Dude ruins it for people like me. I never get to fly. When I do fly, I want to do it without being near someone shouting about Santa Claus not existing. I love airports and can't believe I can go there and be taken way up high in the air, above the friggin' clouds, in a silver tube with Cokes. I paid big money to fly on an airplane. Why wouldn't I love delays? I'd feel cheated if we couldn't stretch it out.
"I can see it coming," says complainer guy. Jesus. I consider migrating to the back of the line.
"They'll probably offer us motel vouchers."
WAIT A MINUTE! Staying in motels is as much fun as milling around an airport! This guy knows what he's talking about, right?
"Or they'll buy us off with flight vouchers."
Are you freaking kidding me? Dude cruises straight over the line from teaser to sadist. He's going to get our hopes up for free plane rides now? He plucks his smart phone from his raincoat and waves it in the air like evidence in a courtroom.
"I don't know about you, but I'm scooting over to Southwest." He bangs away on his phone. Snap! Others in line fill their hands with devices and follow him into cyberspace. Who is this guy? David Koresh?

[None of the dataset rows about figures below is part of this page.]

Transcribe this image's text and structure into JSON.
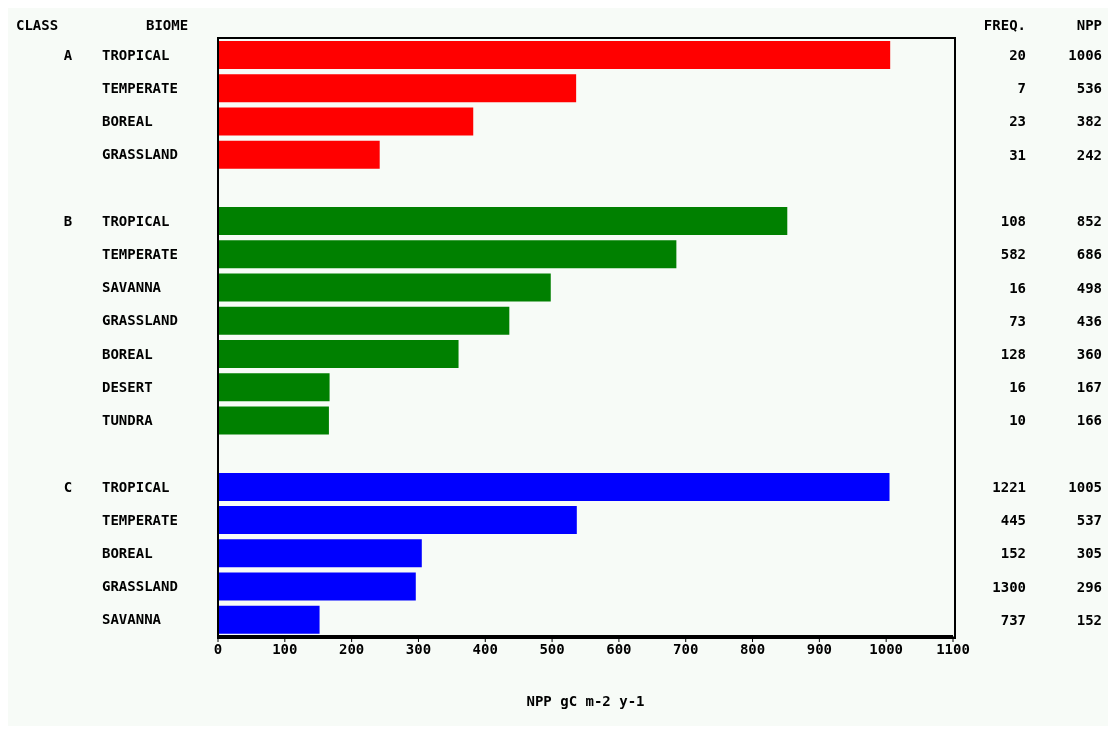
{
  "chart_data": {
    "type": "bar",
    "orientation": "horizontal",
    "xlabel": "NPP gC m-2 y-1",
    "categories": [
      "TROPICAL",
      "TEMPERATE",
      "BOREAL",
      "GRASSLAND",
      null,
      "TROPICAL",
      "TEMPERATE",
      "SAVANNA",
      "GRASSLAND",
      "BOREAL",
      "DESERT",
      "TUNDRA",
      null,
      "TROPICAL",
      "TEMPERATE",
      "BOREAL",
      "GRASSLAND",
      "SAVANNA"
    ],
    "values": [
      1006,
      536,
      382,
      242,
      null,
      852,
      686,
      498,
      436,
      360,
      167,
      166,
      null,
      1005,
      537,
      305,
      296,
      152
    ],
    "colors": [
      "#ff0000",
      "#ff0000",
      "#ff0000",
      "#ff0000",
      null,
      "#008000",
      "#008000",
      "#008000",
      "#008000",
      "#008000",
      "#008000",
      "#008000",
      null,
      "#0000ff",
      "#0000ff",
      "#0000ff",
      "#0000ff",
      "#0000ff"
    ],
    "data_labels": true,
    "xlim": [
      0,
      1100
    ],
    "xticks": [
      0,
      100,
      200,
      300,
      400,
      500,
      600,
      700,
      800,
      900,
      1000,
      1100
    ],
    "grid": false,
    "legend": false,
    "annotations": [
      "CLASS",
      "BIOME",
      "FREQ.",
      "NPP",
      "A",
      "B",
      "C",
      "20",
      "7",
      "23",
      "31",
      "108",
      "582",
      "16",
      "73",
      "128",
      "16",
      "10",
      "1221",
      "445",
      "152",
      "1300",
      "737"
    ]
  }
}
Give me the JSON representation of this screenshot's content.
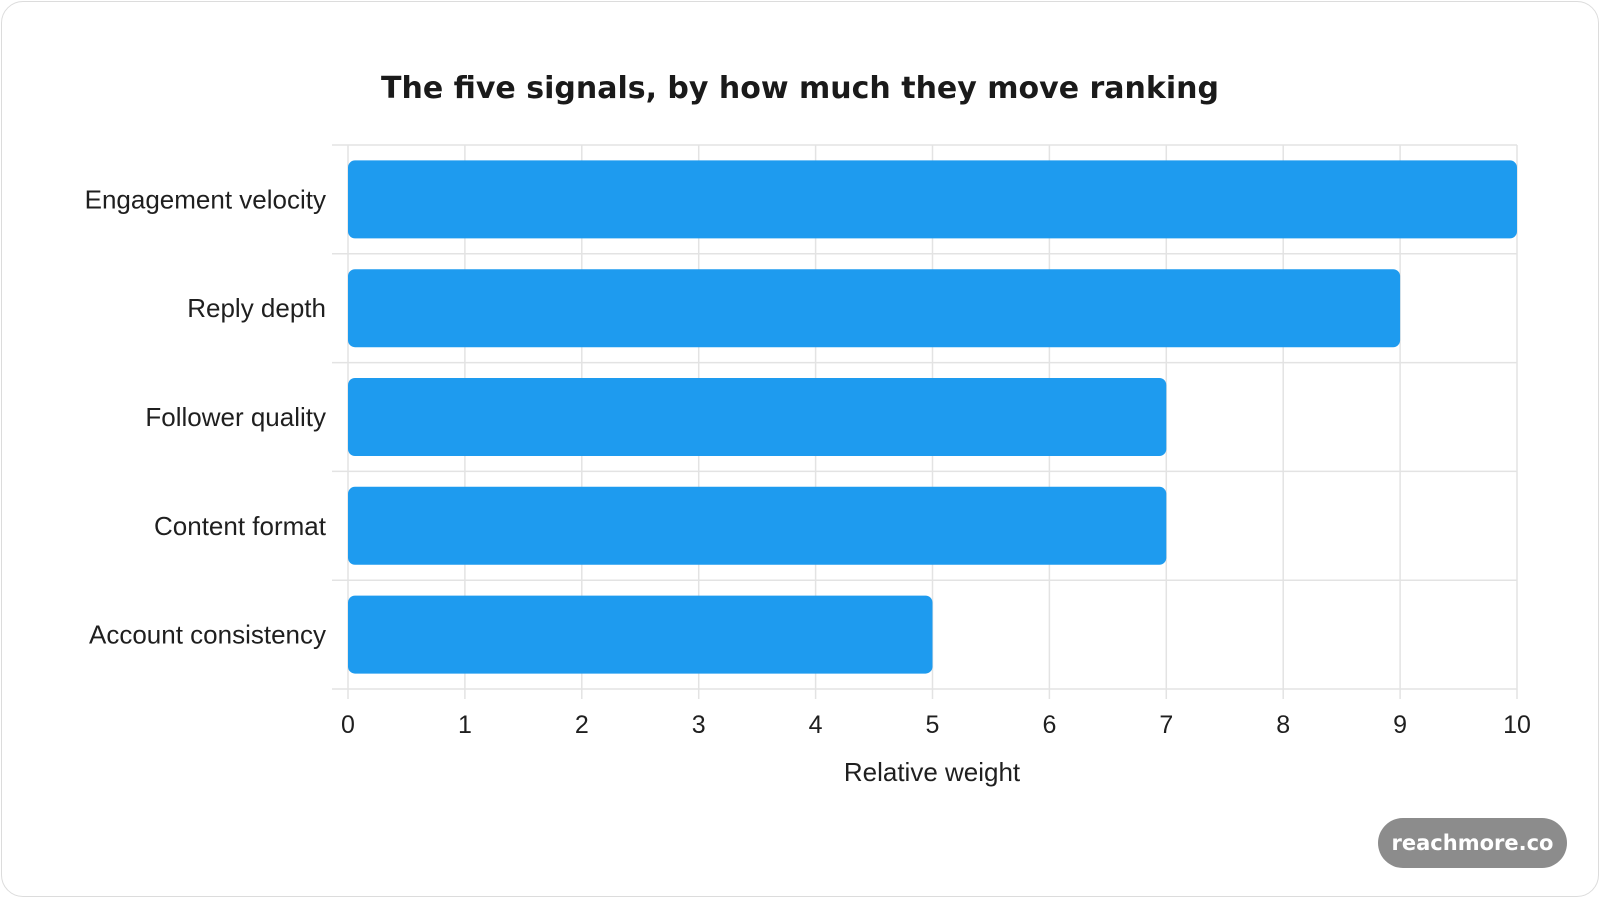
{
  "chart_data": {
    "type": "bar",
    "orientation": "horizontal",
    "title": "The five signals, by how much they move ranking",
    "xlabel": "Relative weight",
    "ylabel": "",
    "categories": [
      "Engagement velocity",
      "Reply depth",
      "Follower quality",
      "Content format",
      "Account consistency"
    ],
    "values": [
      10,
      9,
      7,
      7,
      5
    ],
    "xlim": [
      0,
      10
    ],
    "xticks": [
      "0",
      "1",
      "2",
      "3",
      "4",
      "5",
      "6",
      "7",
      "8",
      "9",
      "10"
    ],
    "grid": true,
    "legend": "none",
    "colors": {
      "bar": "#1e9bef",
      "grid": "#e3e3e3",
      "text": "#1f1f1f"
    }
  },
  "watermark": {
    "text": "reachmore.co"
  }
}
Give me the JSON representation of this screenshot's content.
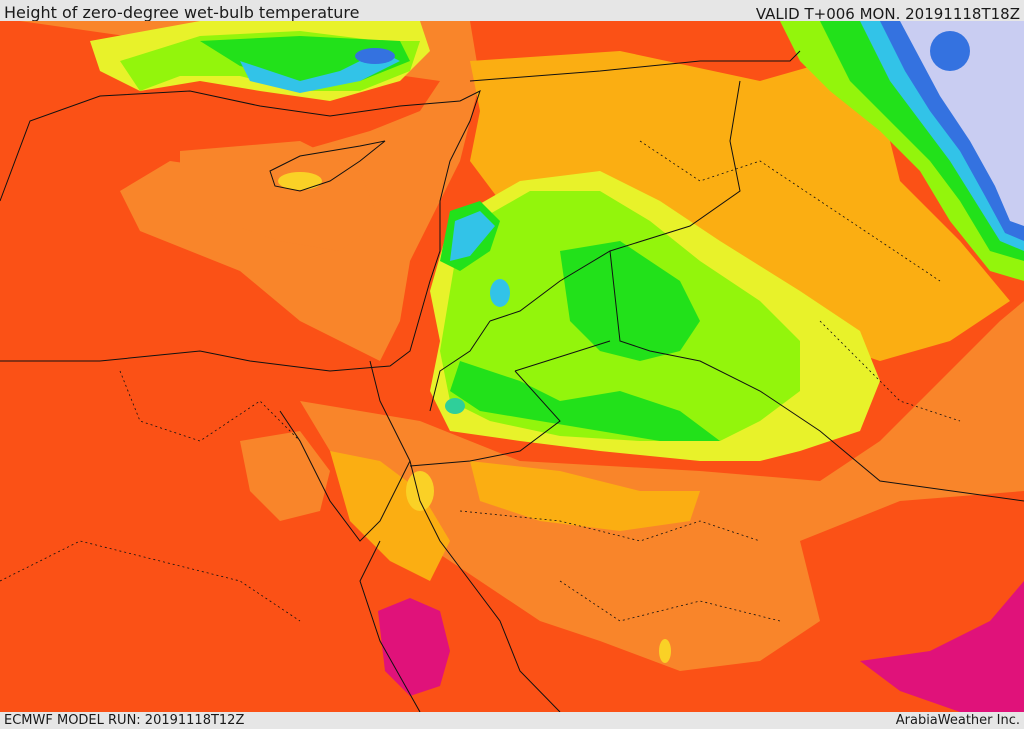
{
  "header": {
    "title": "Height of zero-degree wet-bulb temperature",
    "valid": "VALID T+006 MON. 20191118T18Z"
  },
  "footer": {
    "model_run": "ECMWF MODEL RUN: 20191118T12Z",
    "credit": "ArabiaWeather Inc."
  },
  "colors": {
    "sea": "#fb5116",
    "orange": "#f9852a",
    "amber": "#fbae12",
    "gold": "#fad126",
    "yellow": "#e8f22a",
    "lime": "#93f50c",
    "green": "#22e11a",
    "teal": "#2fcf9a",
    "cyan": "#32c3e8",
    "blue": "#3472e0",
    "lavender": "#c9cdf2",
    "magenta": "#e0127a",
    "border": "#111111"
  }
}
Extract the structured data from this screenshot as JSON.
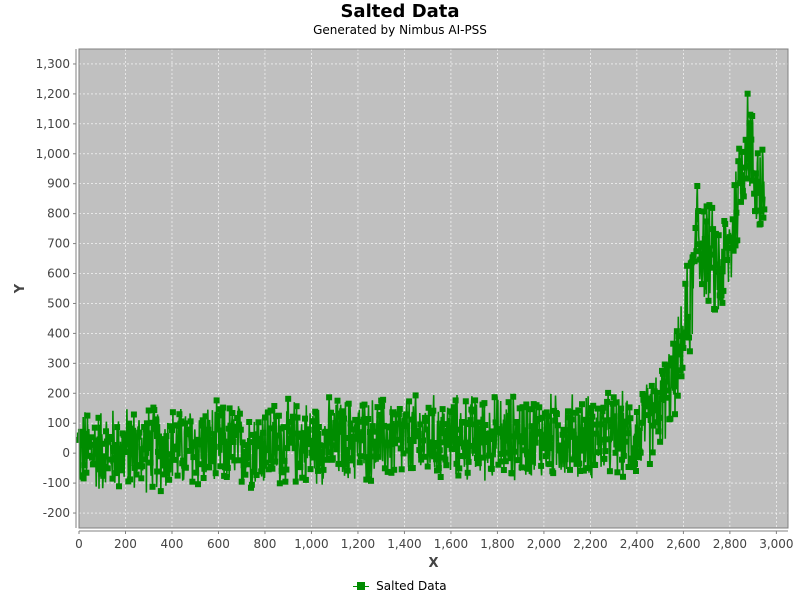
{
  "chart_data": {
    "type": "line",
    "title": "Salted Data",
    "subtitle": "Generated by Nimbus AI-PSS",
    "xlabel": "X",
    "ylabel": "Y",
    "xlim": [
      0,
      3050
    ],
    "ylim": [
      -250,
      1350
    ],
    "xticks": [
      0,
      200,
      400,
      600,
      800,
      1000,
      1200,
      1400,
      1600,
      1800,
      2000,
      2200,
      2400,
      2600,
      2800,
      3000
    ],
    "xtick_labels": [
      "0",
      "200",
      "400",
      "600",
      "800",
      "1,000",
      "1,200",
      "1,400",
      "1,600",
      "1,800",
      "2,000",
      "2,200",
      "2,400",
      "2,600",
      "2,800",
      "3,000"
    ],
    "yticks": [
      -200,
      -100,
      0,
      100,
      200,
      300,
      400,
      500,
      600,
      700,
      800,
      900,
      1000,
      1100,
      1200,
      1300
    ],
    "ytick_labels": [
      "-200",
      "-100",
      "0",
      "100",
      "200",
      "300",
      "400",
      "500",
      "600",
      "700",
      "800",
      "900",
      "1,000",
      "1,100",
      "1,200",
      "1,300"
    ],
    "grid": true,
    "legend_position": "bottom-center",
    "series": [
      {
        "name": "Salted Data",
        "color": "#008c00",
        "marker": "square",
        "trend": [
          {
            "x": 0,
            "y": 10
          },
          {
            "x": 400,
            "y": 15
          },
          {
            "x": 800,
            "y": 30
          },
          {
            "x": 1200,
            "y": 45
          },
          {
            "x": 1600,
            "y": 50
          },
          {
            "x": 2000,
            "y": 55
          },
          {
            "x": 2400,
            "y": 60
          },
          {
            "x": 2450,
            "y": 100
          },
          {
            "x": 2500,
            "y": 150
          },
          {
            "x": 2550,
            "y": 230
          },
          {
            "x": 2600,
            "y": 380
          },
          {
            "x": 2650,
            "y": 600
          },
          {
            "x": 2660,
            "y": 850
          },
          {
            "x": 2670,
            "y": 700
          },
          {
            "x": 2700,
            "y": 680
          },
          {
            "x": 2750,
            "y": 600
          },
          {
            "x": 2800,
            "y": 680
          },
          {
            "x": 2850,
            "y": 950
          },
          {
            "x": 2875,
            "y": 1080
          },
          {
            "x": 2900,
            "y": 950
          },
          {
            "x": 2950,
            "y": 850
          }
        ],
        "noise_amplitude": 160
      }
    ]
  },
  "legend": {
    "label": "Salted Data"
  },
  "colors": {
    "plot_background": "#c0c0c0",
    "grid": "#ffffff",
    "series": "#008c00"
  }
}
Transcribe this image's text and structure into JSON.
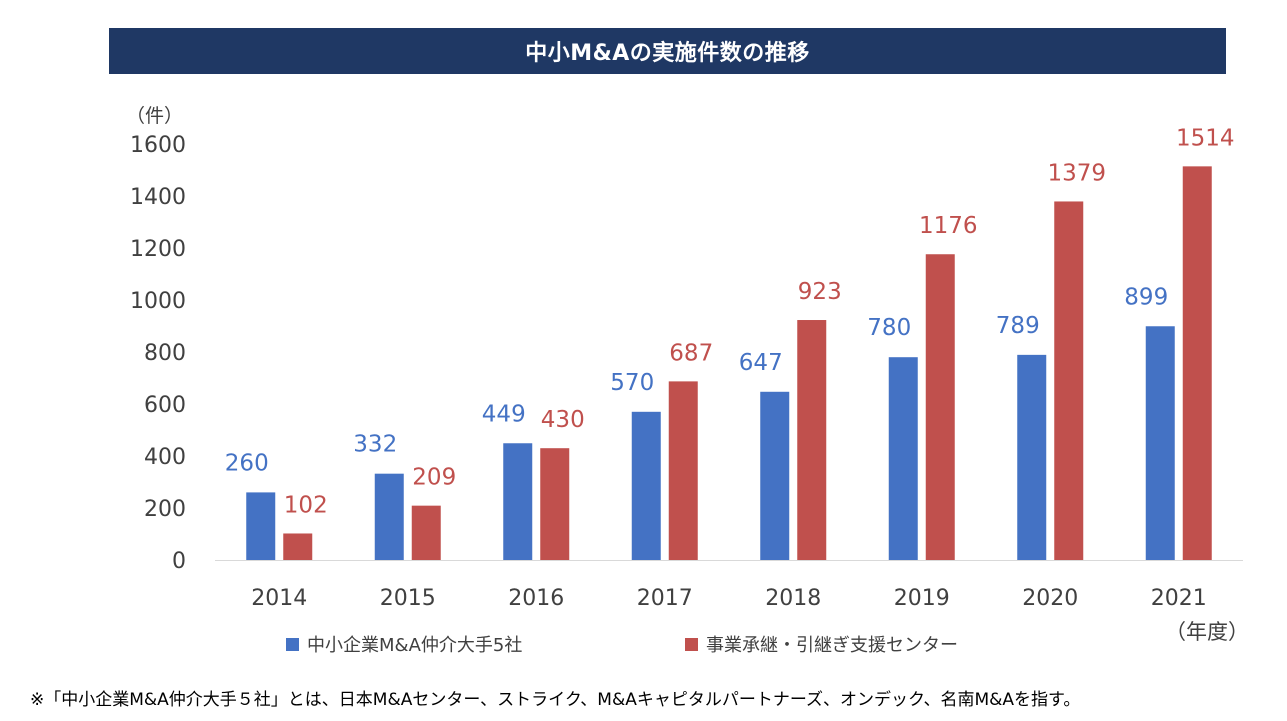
{
  "title": "中小M&Aの実施件数の推移",
  "y_unit": "（件）",
  "x_unit": "（年度）",
  "note": "※「中小企業M&A仲介大手５社」とは、日本M&Aセンター、ストライク、M&Aキャピタルパートナーズ、オンデック、名南M&Aを指す。",
  "chart_data": {
    "type": "bar",
    "categories": [
      "2014",
      "2015",
      "2016",
      "2017",
      "2018",
      "2019",
      "2020",
      "2021"
    ],
    "series": [
      {
        "name": "中小企業M&A仲介大手5社",
        "color": "#4472c4",
        "label_color": "#4472c4",
        "values": [
          260,
          332,
          449,
          570,
          647,
          780,
          789,
          899
        ]
      },
      {
        "name": "事業承継・引継ぎ支援センター",
        "color": "#c0504d",
        "label_color": "#c0504d",
        "values": [
          102,
          209,
          430,
          687,
          923,
          1176,
          1379,
          1514
        ]
      }
    ],
    "yticks": [
      0,
      200,
      400,
      600,
      800,
      1000,
      1200,
      1400,
      1600
    ],
    "ylim": [
      0,
      1600
    ],
    "grid": false,
    "legend_position": "bottom"
  }
}
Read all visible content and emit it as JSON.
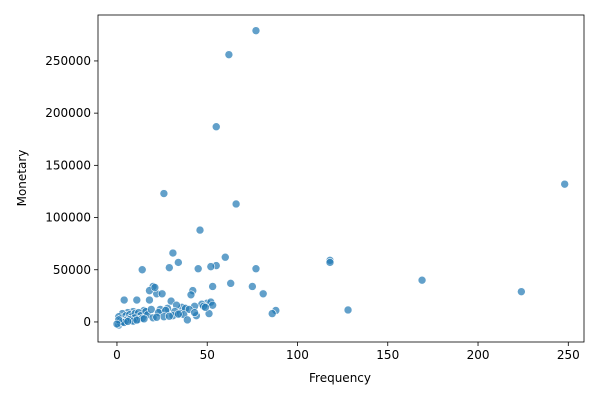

I want a hamburger. Hashtag Suddenly Hungrier Than Shit.
I'm a naïve freak and a rube, but I trust the airlines. Not when it comes to giving me a good deal on fares, but I trust them on everything after that. Everything. I trust that in the impossible atomic-accelerator of air traffic management that is affected by weather, mechanical doodads on the ground, human error and countless other benign, dangerous interventions, everyone involved will make the right decisions when it comes to getting me to the Virgin Islands.
I trust that while highly trained mechanics check the diffuser section compression speed, the airport will have Starbucks and stools upon which to perch and people-gaze. I trust that while the ticket agent unties the knot of an overbooked jet, the shop next door will have a new Vanity Fair for sale, and the bar down the corridor will sell us a margarita at 10:30 a.m. With salt. I trust them. All of them. I put it in their hands. Gladly.
I'm the one who gets to fly!
Complainer Guy sees the airline industry as a business filled with decision makers who lie awake all night plotting against him. He's the first one to take a selfie when we board. Hashtag Can't Live With It, Can't Live Without It.